2. Nicht folgen kann man m.E. aber dem OLG hinsichtlich seiner Begründung, warum eine Verfahrensgebühr Nr. 4112 VV RVG nicht entstanden sein soll. Zwar beschränkt das OLG seine Ausführungen auf den vorliegenden Fall, wenn es mit „im vorliegenden Fall“ formuliert. Aber unabhängig davon sind die Ausführungen nicht zutreffend. Denn die Verfahrensgebühr Nr. 4112 VV RVG ist auf jeden Fall entstanden. Das OLG übersieht nämlich, dass nach den Änderungen durch das 2. KostRMoG Grundgebühr Nr. 4100 VV RVG und jeweilige Verfahrensgebühr immer nebeneinander entstehen (vgl. zur Grundgebühr Burhoff, AGS 2022, 433 m.w.N.). Bis dahin bestand in Rechtsprechung und Literatur Streit um die jeweiligen Abgeltungsbereiche von Grund- und Verfahrensgebühr, den der Gesetzgeber durch die Ergänzung der Anm. 1 zur Nr. 4100 VV RVG um „neben der Verfahrensgebühr“ beseitigen wollte und beseitig hat. Dabei kommt es auf den Umfang der jeweiligen Tätigkeit beim Pflichtverteidiger, mit dem wir es hier zu tun haben, nicht an. Denn er erhält unabhängig vom Umfang der von ihm erbrachten Tätigkeiten Festgebühren, die mit Erbringung der ersten Tätigkeit für den Mandanten entstehen. Und das OLG irrt bzw. wählt den falschen Ansatz, wenn es für die Frage des Entstehens der Verfahrensgebühr Nr. 4112 VV RVG allein darauf abstellt, was in dem Termin am 26.9.2022 geschehen ist.

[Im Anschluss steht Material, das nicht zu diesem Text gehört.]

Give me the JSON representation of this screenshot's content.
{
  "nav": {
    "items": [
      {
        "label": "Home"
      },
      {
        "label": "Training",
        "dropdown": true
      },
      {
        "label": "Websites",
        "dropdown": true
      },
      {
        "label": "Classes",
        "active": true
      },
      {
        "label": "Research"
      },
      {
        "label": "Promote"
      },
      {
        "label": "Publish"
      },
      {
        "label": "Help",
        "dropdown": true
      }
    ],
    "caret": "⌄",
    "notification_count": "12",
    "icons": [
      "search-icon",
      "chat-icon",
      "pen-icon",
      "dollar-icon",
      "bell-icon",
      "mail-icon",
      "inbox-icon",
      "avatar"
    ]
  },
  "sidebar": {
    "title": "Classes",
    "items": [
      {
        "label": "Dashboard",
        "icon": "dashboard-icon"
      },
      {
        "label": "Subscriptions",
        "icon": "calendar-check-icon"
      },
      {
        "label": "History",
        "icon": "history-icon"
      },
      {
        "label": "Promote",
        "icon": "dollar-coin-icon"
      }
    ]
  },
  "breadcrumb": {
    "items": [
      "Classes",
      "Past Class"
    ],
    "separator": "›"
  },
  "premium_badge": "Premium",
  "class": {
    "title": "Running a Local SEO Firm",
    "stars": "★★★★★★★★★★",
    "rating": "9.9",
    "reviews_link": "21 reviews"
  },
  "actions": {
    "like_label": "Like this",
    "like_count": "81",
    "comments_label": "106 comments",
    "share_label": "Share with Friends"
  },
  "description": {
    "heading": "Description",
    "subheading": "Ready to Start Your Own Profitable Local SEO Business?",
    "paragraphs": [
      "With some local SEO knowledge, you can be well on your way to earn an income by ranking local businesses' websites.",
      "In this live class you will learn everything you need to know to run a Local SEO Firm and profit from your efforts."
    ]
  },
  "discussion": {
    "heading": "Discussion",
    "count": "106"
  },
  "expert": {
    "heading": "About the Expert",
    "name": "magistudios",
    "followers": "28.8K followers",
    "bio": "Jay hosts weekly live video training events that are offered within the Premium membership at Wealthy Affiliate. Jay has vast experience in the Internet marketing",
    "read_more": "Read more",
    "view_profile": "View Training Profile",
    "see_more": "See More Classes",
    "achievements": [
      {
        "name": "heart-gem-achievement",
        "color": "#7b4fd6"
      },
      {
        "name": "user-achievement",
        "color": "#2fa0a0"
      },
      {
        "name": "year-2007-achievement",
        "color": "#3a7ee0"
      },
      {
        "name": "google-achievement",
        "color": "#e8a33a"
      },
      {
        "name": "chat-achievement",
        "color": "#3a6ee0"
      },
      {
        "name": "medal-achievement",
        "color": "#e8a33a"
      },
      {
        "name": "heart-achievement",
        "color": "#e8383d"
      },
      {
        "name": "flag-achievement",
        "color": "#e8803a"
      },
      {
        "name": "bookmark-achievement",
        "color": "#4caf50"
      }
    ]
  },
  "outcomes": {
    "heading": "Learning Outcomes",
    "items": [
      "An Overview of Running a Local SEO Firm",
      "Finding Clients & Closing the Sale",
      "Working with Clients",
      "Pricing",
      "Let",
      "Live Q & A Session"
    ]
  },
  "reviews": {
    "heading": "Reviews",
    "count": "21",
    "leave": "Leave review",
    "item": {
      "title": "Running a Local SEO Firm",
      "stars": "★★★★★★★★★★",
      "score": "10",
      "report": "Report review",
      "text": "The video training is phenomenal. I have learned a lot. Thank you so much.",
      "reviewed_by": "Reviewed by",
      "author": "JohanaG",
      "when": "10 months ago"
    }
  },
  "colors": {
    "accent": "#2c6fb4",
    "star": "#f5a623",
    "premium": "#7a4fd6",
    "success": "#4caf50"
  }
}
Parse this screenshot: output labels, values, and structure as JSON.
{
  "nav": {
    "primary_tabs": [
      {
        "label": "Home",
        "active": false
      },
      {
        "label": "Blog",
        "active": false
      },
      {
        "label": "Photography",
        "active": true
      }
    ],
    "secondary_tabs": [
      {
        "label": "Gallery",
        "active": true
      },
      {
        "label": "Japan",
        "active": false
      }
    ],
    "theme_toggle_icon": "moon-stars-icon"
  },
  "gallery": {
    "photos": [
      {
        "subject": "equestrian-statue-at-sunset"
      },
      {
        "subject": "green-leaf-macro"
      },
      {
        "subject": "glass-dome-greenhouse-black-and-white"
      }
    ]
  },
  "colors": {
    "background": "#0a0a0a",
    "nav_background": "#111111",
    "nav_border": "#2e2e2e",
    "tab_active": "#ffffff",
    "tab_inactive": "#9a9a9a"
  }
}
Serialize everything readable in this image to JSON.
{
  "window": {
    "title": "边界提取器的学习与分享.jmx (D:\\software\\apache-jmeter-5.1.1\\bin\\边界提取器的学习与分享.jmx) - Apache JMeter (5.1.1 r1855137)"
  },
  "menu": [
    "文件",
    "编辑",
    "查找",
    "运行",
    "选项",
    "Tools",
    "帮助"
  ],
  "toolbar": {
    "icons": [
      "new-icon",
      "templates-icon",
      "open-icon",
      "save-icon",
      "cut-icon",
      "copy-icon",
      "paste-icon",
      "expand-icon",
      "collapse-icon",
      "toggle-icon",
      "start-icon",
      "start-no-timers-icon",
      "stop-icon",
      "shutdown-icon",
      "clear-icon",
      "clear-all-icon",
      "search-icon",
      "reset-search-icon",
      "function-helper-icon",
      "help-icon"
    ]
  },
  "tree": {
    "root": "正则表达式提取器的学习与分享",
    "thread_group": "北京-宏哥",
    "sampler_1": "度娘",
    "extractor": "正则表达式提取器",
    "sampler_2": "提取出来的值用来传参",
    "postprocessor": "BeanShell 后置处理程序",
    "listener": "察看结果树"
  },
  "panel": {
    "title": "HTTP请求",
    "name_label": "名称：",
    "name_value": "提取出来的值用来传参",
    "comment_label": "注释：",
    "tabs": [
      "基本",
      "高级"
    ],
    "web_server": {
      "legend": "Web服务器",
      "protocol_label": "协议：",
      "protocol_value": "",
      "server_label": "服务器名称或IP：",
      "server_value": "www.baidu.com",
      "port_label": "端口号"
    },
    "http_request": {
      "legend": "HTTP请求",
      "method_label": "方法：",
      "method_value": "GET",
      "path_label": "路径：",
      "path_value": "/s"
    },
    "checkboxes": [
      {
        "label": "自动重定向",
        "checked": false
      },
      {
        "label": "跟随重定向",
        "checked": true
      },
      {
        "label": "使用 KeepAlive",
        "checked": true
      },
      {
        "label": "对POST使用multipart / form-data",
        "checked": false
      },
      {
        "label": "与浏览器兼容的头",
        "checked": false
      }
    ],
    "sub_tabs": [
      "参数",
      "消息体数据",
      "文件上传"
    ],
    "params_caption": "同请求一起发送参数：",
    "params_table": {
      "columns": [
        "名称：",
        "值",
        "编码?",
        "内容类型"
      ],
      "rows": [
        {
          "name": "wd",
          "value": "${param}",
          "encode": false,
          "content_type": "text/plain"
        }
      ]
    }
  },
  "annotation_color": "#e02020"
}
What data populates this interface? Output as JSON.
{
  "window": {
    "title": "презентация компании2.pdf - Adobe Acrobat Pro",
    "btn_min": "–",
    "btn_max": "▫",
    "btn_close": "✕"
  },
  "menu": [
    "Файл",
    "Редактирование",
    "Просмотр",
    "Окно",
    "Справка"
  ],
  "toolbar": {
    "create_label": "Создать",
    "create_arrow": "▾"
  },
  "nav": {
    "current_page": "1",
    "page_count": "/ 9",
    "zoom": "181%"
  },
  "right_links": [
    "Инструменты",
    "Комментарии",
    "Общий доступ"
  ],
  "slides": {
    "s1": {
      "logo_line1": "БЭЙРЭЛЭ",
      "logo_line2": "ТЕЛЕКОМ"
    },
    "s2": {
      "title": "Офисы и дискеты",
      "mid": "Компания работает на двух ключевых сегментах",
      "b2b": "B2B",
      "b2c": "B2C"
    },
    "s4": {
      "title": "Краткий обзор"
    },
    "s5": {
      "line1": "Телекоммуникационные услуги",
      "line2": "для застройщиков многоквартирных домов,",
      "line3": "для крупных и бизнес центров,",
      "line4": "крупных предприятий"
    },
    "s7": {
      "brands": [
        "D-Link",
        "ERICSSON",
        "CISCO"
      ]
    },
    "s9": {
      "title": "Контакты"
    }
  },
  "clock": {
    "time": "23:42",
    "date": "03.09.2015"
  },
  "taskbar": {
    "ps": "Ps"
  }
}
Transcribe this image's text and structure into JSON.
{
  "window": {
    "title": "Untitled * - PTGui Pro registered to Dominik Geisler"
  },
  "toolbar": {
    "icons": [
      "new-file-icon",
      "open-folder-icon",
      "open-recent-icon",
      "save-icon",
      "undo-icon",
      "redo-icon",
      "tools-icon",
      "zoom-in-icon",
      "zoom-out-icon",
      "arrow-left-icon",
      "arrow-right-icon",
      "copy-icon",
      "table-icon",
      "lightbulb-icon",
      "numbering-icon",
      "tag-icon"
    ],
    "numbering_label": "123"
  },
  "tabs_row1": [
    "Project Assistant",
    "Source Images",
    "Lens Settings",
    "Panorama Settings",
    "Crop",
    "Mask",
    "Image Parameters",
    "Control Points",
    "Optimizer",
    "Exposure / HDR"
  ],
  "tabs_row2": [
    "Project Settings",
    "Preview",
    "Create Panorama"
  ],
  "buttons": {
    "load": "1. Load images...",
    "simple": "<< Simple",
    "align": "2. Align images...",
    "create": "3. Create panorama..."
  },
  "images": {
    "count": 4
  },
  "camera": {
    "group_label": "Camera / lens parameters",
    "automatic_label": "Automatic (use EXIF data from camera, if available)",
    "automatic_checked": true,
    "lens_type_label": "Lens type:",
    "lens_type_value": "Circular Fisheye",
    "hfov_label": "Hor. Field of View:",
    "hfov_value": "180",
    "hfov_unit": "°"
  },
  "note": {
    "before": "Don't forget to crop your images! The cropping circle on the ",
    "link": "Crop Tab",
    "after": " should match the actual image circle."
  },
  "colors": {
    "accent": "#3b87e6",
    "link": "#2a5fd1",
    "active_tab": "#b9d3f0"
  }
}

Das ist unerheblich, da diese Tätigkeiten durch die Terminsgebühr Nr. 4112 VV RVG abgegolten werden. Alle übrigen Tätigkeiten werden aber durch Grundgebühr bzw. Verfahrensgebühr abgegolten. Und das ist eben nicht nur, wie das OLG offenbar meint, die Vorbereitung auf eine Beweisaufnahme, sondern jede zusätzliche Tätigkeit, die von Rechtsanwalt R erbracht wurde. Ausreichend sind ein Gespräch mit dem eigentlichen Pflichtverteidiger über die Übernahme der Vertretung im Termin, ein Gespräch mit dem Mandanten, das im Zweifel vor dem Hauptverhandlungstermin geführt worden ist, usw. Dass es sich dabei um nur geringe Tätigkeiten handelt, ist wegen des Festgebührencharakters der Pflichtverteidigergebühren ohne Bedeutung. Daher hätte hier die Verfahrensgebühr Nr. 4112 VV RVG auch festgesetzt werden müssen. Die Entscheidung des LG war zutreffend.